Having lit fire, Perkasa abandons call to burn bibles

By Boo Su-Lyn
January 27, 2013

Ibrahim’s urgings led critics to call for him to be investigated for sedition. — File pic Ibrahim’s urgings led critics to call for him to be investigated for sedition. — File pic KUALA LUMPUR, Jan 27 ― After triggering the firestorm of protests against its threat to burn copies of the bibles last week, Malay rights group Perkasa today backed down and said it no longer wants to torch the Christian holy books.

“We do not plan any more to burn (bibles),” Perkasa secretary-general Syed Hassan Syed Ali told The Malaysian Insider today.

“We never planned to organise a (bible-burning) fest,” he added.

Last week, Perkasa chief Datuk Ibrahim Ali called on Muslims to burn Malay-language bibles that contain the word “Allah” and other religious Arabic script.

The threat had irked non-Muslim leaders, both politicians and local clergymen, who lashed out at the fiery Malay right-wing leader for allegedly stoking religious hatred and driving a deeper wedge between the country’s two most dominant religious communities.

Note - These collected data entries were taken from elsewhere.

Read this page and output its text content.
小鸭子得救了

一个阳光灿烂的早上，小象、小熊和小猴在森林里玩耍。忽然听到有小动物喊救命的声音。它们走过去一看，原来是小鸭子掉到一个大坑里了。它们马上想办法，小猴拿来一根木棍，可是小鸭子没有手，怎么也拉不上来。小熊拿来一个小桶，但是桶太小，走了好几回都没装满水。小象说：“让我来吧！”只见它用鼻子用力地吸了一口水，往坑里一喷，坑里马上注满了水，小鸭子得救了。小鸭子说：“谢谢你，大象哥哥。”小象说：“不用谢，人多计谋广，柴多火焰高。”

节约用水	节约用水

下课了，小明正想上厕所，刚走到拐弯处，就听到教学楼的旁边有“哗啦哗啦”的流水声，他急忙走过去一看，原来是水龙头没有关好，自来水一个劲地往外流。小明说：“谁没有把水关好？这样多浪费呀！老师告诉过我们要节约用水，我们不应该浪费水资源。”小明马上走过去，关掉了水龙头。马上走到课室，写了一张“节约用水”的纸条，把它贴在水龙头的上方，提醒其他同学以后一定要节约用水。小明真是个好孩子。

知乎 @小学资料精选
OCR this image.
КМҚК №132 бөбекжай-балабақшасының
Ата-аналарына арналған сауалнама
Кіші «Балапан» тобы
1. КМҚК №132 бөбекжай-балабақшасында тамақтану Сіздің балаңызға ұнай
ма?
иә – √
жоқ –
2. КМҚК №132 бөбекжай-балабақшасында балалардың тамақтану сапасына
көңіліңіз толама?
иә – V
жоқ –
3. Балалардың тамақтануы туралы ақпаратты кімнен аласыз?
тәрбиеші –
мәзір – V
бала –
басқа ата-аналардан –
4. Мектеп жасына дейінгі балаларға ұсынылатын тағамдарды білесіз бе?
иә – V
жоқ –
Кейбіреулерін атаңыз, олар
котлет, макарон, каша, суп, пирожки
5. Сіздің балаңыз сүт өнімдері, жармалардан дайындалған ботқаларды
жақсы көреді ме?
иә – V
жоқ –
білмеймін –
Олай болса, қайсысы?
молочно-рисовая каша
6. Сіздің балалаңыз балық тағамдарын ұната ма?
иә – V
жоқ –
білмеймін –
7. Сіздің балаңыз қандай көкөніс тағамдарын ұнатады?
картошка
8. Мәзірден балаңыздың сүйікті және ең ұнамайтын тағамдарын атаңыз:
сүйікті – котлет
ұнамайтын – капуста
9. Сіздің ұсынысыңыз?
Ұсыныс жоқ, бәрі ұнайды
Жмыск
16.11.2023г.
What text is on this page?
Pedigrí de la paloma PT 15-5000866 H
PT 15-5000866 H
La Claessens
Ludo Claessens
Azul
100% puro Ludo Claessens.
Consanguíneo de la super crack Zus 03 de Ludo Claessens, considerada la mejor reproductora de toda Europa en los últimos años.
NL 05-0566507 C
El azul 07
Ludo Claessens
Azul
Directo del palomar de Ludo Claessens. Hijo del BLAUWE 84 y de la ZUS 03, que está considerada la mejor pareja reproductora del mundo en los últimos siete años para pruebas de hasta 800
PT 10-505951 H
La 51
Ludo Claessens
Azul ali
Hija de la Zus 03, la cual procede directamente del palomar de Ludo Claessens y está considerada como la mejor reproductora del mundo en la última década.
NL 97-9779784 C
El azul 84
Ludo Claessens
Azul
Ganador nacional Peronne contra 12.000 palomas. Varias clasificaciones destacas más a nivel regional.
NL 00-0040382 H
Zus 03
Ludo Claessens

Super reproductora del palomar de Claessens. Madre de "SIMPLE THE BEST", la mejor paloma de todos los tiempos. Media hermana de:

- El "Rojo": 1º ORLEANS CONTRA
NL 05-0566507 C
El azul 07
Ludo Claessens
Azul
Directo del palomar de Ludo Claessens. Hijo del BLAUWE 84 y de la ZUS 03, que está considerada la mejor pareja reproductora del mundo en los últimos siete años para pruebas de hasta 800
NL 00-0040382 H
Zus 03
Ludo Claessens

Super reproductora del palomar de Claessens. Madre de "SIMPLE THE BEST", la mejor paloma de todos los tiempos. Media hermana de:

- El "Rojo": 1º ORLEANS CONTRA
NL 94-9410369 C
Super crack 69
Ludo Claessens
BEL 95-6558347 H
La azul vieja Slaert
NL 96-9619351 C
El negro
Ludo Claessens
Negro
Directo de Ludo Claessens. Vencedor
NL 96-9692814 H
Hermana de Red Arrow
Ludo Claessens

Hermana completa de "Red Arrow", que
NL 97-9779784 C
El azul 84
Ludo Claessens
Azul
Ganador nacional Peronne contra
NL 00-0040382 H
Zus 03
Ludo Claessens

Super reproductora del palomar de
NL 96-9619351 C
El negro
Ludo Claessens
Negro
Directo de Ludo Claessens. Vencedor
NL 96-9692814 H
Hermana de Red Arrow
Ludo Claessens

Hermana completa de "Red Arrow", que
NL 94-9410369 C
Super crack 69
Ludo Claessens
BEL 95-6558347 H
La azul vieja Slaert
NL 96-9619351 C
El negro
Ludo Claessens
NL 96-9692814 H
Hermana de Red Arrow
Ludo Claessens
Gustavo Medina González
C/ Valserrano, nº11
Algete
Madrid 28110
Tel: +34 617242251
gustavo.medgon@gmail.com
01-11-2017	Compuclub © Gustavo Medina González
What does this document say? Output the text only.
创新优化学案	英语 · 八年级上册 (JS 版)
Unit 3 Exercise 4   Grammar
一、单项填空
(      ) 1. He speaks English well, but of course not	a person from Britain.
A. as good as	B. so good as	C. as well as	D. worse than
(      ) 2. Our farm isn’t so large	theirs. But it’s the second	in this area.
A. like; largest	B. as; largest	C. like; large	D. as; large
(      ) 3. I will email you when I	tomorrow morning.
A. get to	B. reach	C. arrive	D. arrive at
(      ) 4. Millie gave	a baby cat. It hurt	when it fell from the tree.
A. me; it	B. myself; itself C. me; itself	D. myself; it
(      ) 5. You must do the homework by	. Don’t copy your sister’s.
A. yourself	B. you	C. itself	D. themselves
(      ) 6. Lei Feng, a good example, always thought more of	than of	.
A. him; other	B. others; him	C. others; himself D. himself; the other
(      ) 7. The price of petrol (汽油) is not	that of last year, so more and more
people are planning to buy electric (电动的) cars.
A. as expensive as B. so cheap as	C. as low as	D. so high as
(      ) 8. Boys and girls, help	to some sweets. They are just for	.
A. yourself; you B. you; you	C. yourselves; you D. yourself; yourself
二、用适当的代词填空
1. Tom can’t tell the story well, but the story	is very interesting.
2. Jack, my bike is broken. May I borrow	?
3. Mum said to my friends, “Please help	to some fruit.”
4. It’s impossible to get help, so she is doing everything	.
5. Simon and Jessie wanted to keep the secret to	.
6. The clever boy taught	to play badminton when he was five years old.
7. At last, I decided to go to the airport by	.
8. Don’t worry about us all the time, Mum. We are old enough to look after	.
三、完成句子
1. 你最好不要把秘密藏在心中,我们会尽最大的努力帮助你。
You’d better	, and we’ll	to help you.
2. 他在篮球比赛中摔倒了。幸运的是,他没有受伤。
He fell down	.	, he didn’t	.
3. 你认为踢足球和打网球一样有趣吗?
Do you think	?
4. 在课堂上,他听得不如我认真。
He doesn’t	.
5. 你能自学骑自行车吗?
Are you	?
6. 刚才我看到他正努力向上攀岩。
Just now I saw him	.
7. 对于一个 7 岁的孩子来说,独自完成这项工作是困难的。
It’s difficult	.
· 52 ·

On Tuesday, a Penang priest lodged a police report over the alleged distribution of anonymous pamphlets advertising a bible-burning festival in Butterworth, supposedly to take place today.

But according to The Star Online, no one had attended the purported festival.

Syed Hassan acknowledged this and added that Perkasa members had not intended to attend the event.

“Perkasa members did not get any pamphlets, so I believe that it’s just rumours to inflame tensions after Datuk Ibrahim Ali’s statement,” he said.

He stressed that Ibrahim’s remarks were just a “wake-up call” for everyone to take the “Allah” issue seriously.

Syed Hassan also reportedly said yesterday that Perkasa may hold a roundtable discussion with local church leaders to clarify Ibrahim’s words.

The Malaysian Islamic Development Department (JAKIM) also upset church leaders with its sermon on Friday, in which it warned Muslims nationwide of “enemies of Islam” that would try to confuse them into believing that all religions share the same god.

Muslim and Christian leaders here have been at loggerheads over use of the Arabic word “Allah”, with the former claiming that it refers exclusively to the Islamic God.

A church was firebombed after the Kuala Lumpur High Court ruled in 2009 that Muslims did not have an exclusive right to the word “Allah”.

Debate resurfaced last month after DAP secretary-general Lim Guan Eng, who is also the Penang chief minister, called on Putrajaya to lift a ban on Malay-language bibles in Borneo Malaysia.

A Sabah church group said last Friday that the religious freedom of Christian Bumiputeras was under attack, pointing out that most adherents of the faith in Malaysia came from East Malaysia and use the Malay language.

A Buddhist group urged today the National Unity and Integration Department, which is under the purview of the Prime Minister’s Department, to resolve the drawn-out dispute over the usage of “Allah”.